Department of Pathology, The University of Alabama at Birmingham, Birmingham, AL, USA.
Department of Pathology and Laboratory Medicine, The University of Kansas Medical Center, 4000 Cambridge Street, Mail Stop 3067, Kansas City, KS, 66160, USA.
Breast Cancer Res Treat. 2023 Oct;201(3):437-446. doi: 10.1007/s10549-023-07020-z. Epub 2023 Jul 12.
Low HER2 expression is emerging as an actionable target for the treatment of breast cancer (BC) with the antibody drug conjugate Trastuzumab deruxtecan. The aim of the study was to characterize the dynamics of HER2 expression during BC progression.
We evaluated the evolution of HER2 expression in 171 paired primary and metastatic BCs (pBCs/mBCs) by including the HER2-low category.

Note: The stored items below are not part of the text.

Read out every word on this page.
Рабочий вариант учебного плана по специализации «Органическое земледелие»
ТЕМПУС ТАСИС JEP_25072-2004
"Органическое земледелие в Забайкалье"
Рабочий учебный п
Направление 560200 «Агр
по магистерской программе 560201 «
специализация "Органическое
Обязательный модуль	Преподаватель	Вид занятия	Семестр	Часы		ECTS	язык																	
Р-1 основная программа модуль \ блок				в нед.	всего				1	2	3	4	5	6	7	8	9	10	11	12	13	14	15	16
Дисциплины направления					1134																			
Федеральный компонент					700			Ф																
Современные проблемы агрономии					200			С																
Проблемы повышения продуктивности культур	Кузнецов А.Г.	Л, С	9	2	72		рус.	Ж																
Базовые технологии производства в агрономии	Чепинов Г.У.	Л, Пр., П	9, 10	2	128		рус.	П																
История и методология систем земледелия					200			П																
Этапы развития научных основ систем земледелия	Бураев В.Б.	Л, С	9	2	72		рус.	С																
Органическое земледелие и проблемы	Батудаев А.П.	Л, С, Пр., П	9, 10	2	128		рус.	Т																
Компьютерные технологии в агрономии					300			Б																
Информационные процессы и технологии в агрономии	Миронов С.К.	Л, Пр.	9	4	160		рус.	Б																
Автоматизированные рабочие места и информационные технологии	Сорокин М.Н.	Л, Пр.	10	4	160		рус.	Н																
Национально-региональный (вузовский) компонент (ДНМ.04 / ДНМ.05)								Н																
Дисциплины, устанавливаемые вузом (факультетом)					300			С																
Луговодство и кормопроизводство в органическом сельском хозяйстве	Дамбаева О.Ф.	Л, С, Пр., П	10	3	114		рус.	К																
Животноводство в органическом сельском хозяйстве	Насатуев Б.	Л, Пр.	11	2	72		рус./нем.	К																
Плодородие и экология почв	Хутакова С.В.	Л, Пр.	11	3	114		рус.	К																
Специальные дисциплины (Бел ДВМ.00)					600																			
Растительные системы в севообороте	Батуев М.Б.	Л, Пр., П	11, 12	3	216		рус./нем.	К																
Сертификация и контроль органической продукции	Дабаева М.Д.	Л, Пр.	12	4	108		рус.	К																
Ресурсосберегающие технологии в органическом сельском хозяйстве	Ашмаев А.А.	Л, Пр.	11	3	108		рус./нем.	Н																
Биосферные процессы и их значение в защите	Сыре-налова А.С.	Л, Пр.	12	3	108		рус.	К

The proportions of HER2-low cases were 25.7% in pBCs and 23.4% in mBCs, respectively, while those of HER2-0 cases were 35.1% and 42.7%, respectively. The overall conversion rate between HER2-0 and HER2-low was 31.7%. HER2-low switching to HER2-0 was more frequent than the reverse (43.2% vs. 23.3%; P = 0.03). Two (3.3%) and 9 (20.5%) cases of pBCs with a HER2-0 and a HER2-low status, respectively, were converted to HER2-positive mBCs. In contrast, 10 (14.9%) HER2-positive pBCs were converted to HER2-0 and an identical number to HER2-low mBCs, respectively, significantly higher than that when compared to the HER2-0 to HER2-positive (P = 0.03), but not HER2-low to HER2-positive conversion. No significant difference was found when comparing the conversion rates among the common organs of relapse. Of the 17 patients with multiorgan metastases, 41.2% had discordance among the different sites of relapse.
HER2-low BCs constitute a heterogeneous group of tumors. Low HER2 expression is dynamic, with significant discordance between primary tumors and advanced disease as well as the distant sites of relapse. Repeat biomarker studies from advanced disease are warranted in making appropriate treatment plans in the pursuit of precision medicine.
低 HER2 表达正成为治疗乳腺癌(BC)的一个可操作靶点,抗体药物偶联物曲妥珠单抗 deruxtecan 为此提供了治疗方法。本研究的目的是描述 HER2 表达在 BC 进展过程中的变化动态。
通过纳入低 HER2 类别,我们评估了 171 对原发性和转移性 BC(pBCs/mBCs)中 HER2 表达的演变。
pBCs 和 mBCs 中 HER2 低水平病例的比例分别为 25.7%和 23.4%,而 HER2-0 病例的比例分别为 35.1%和 42.7%。HER2-0 和 HER2 低水平之间的总转化率为 31.7%。HER2 低水平向 HER2-0 的转换频率高于相反方向(43.2% vs. 23.3%;P=0.03)。分别有 2(3.3%)和 9(20.5%)例 pBCs 的 HER2-0 和 HER2 低状态分别转化为 HER2 阳性 mBCs。相比之下,10(14.9%)例 HER2 阳性 pBCs 分别转化为 HER2-0 和 HER2 低水平 mBCs,这一比例明显高于 HER2-0 向 HER2 阳性的转换(P=0.03),但与 HER2 低水平向 HER2 阳性的转换无差异。在比较常见的复发器官的转化率时,未发现显著差异。在 17 例多器官转移患者中,41.2%的患者在不同部位复发时存在不一致。
HER2 低水平 BC 是一组异质性肿瘤。低 HER2 表达是动态的,原发肿瘤和晚期疾病以及远处复发部位之间存在显著差异。在追求精准医学的过程中,需要对晚期疾病的生物标志物进行重复研究,以制定适当的治疗计划。